A l'occasion, le 27 novembre, de l'examen de la première partie du projet de loi de finances pour 2013, le Sénat a fait une nouvelle démonstration de l'esprit frondeur qui anime ses rangs depuis quelques mois. Une coalition rassemblant tous les partis, à l'exception des écologistes, a rejeté les modalités de financement de la hausse de 25 millions d'euros de la dotation de développement urbain (DDU) envisagée par le gouvernement. Ce dernier prévoyait en effet une nouvelle baisse de 2% des allocations compensatrices d'exonération de fiscalité locale, c'est-à-dire un ensemble de dotations qui font déjà l'objet d'une baisse constante depuis plusieurs années pour financer la progression de la dotation globale de fonctionnement, dans le contexte du gel de 50 milliards d'euros de concours de l'Etat aux collectivités. Le projet de budget pour 2013 prévoyait initialement un premier recul de ces "variables d'ajustement" de plus de 13%.
Pour le groupe RDSE, Jacques Mézard a considéré que le geste du gouvernement à l'égard des villes pauvres est "une réponse médiatique", qui "n'est pas un bon moyen de diriger la République".
"On risque de financer la solidarité urbaine avec l'argent qui aurait dû revenir aux villes un peu moins pauvres", a déploré le communiste Eric Bocquet. "La DDU est accordée selon une procédure lourde et son attribution n'a aucun caractère systématique ni même de récurrence", a regretté Philippe Dallier (UMP).
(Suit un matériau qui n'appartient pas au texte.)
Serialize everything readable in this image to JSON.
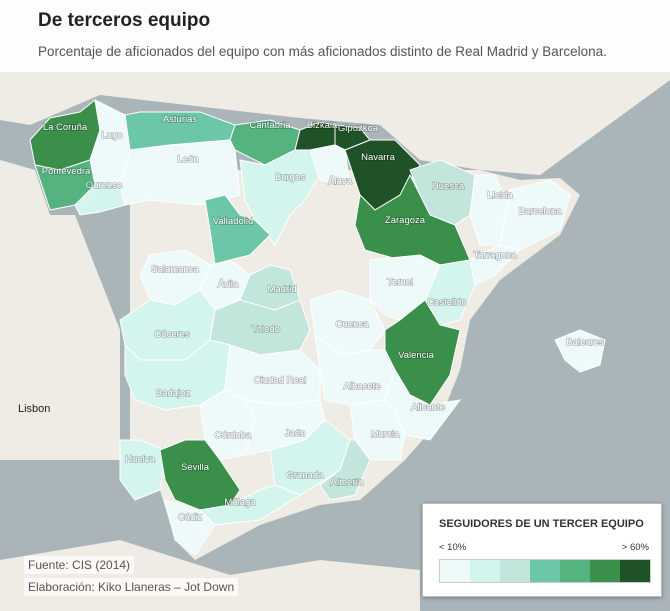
{
  "header": {
    "title": "De terceros equipo",
    "subtitle": "Porcentaje de aficionados del equipo con más aficionados distinto de Real Madrid y Barcelona."
  },
  "provinces": [
    {
      "name": "La Coruña",
      "color": "#3a8f4b"
    },
    {
      "name": "Lugo",
      "color": "#eef9fa"
    },
    {
      "name": "Asturias",
      "color": "#6bc7a7"
    },
    {
      "name": "Cantabria",
      "color": "#55b380"
    },
    {
      "name": "Bizkaia",
      "color": "#1f5226"
    },
    {
      "name": "Gipuzkoa",
      "color": "#1f5226"
    },
    {
      "name": "Navarra",
      "color": "#1f5226"
    },
    {
      "name": "Pontevedra",
      "color": "#55b380"
    },
    {
      "name": "Ourense",
      "color": "#d4f4ee"
    },
    {
      "name": "León",
      "color": "#eef9fa"
    },
    {
      "name": "Burgos",
      "color": "#d4f4ee"
    },
    {
      "name": "Álava",
      "color": "#eef9fa"
    },
    {
      "name": "Huesca",
      "color": "#c2e6dc"
    },
    {
      "name": "Lleida",
      "color": "#eef9fa"
    },
    {
      "name": "Barcelona",
      "color": "#eef9fa"
    },
    {
      "name": "Zaragoza",
      "color": "#3a8f4b"
    },
    {
      "name": "Valladolid",
      "color": "#6bc7a7"
    },
    {
      "name": "Salamanca",
      "color": "#eef9fa"
    },
    {
      "name": "Ávila",
      "color": "#eef9fa"
    },
    {
      "name": "Madrid",
      "color": "#c2e6dc"
    },
    {
      "name": "Tarragona",
      "color": "#eef9fa"
    },
    {
      "name": "Castellón",
      "color": "#d4f4ee"
    },
    {
      "name": "Cuenca",
      "color": "#eef9fa"
    },
    {
      "name": "Teruel",
      "color": "#eef9fa"
    },
    {
      "name": "Cáceres",
      "color": "#d4f4ee"
    },
    {
      "name": "Toledo",
      "color": "#c2e6dc"
    },
    {
      "name": "Valencia",
      "color": "#3a8f4b"
    },
    {
      "name": "Badajoz",
      "color": "#d4f4ee"
    },
    {
      "name": "Ciudad Real",
      "color": "#eef9fa"
    },
    {
      "name": "Albacete",
      "color": "#eef9fa"
    },
    {
      "name": "Alicante",
      "color": "#eef9fa"
    },
    {
      "name": "Murcia",
      "color": "#eef9fa"
    },
    {
      "name": "Córdoba",
      "color": "#eef9fa"
    },
    {
      "name": "Jaén",
      "color": "#eef9fa"
    },
    {
      "name": "Granada",
      "color": "#d4f4ee"
    },
    {
      "name": "Almería",
      "color": "#c2e6dc"
    },
    {
      "name": "Huelva",
      "color": "#d4f4ee"
    },
    {
      "name": "Sevilla",
      "color": "#3a8f4b"
    },
    {
      "name": "Cádiz",
      "color": "#eef9fa"
    },
    {
      "name": "Málaga",
      "color": "#d4f4ee"
    },
    {
      "name": "Baleares",
      "color": "#eef9fa"
    }
  ],
  "map_labels": {
    "lisbon": "Lisbon"
  },
  "legend": {
    "title": "SEGUIDORES DE UN TERCER EQUIPO",
    "min_label": "< 10%",
    "max_label": "> 60%",
    "colors": [
      "#eef9fa",
      "#d4f4ee",
      "#c2e6dc",
      "#6bc7a7",
      "#55b380",
      "#3a8f4b",
      "#1f5226"
    ]
  },
  "footer": {
    "source": "Fuente: CIS (2014)",
    "credit": "Elaboración: Kiko Llaneras – Jot Down"
  }
}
La DDU "n'est pas la dotation la moins contestable", a ajouté le rapporteur général de la commission des finances, François Marc (PS).
Le Sénat ne remet pas en cause la hausse de 50% de la DDU décidée par le gouvernement à la suite de la grève de la faim du maire de Sevran, Stéphane Gatignon, a souligné François Marc. La Haute Assemblée refuse uniquement les modalités de financement de la mesure. Le gouvernement est donc amené à trouver rapidement une nouvelle solution. La voie est étroite. D'ores et déjà, le ministre délégué au Budget, Jérôme Cahuzac, a fermé la porte à une remise en question, même modeste, de la règle du gel strict des dotations.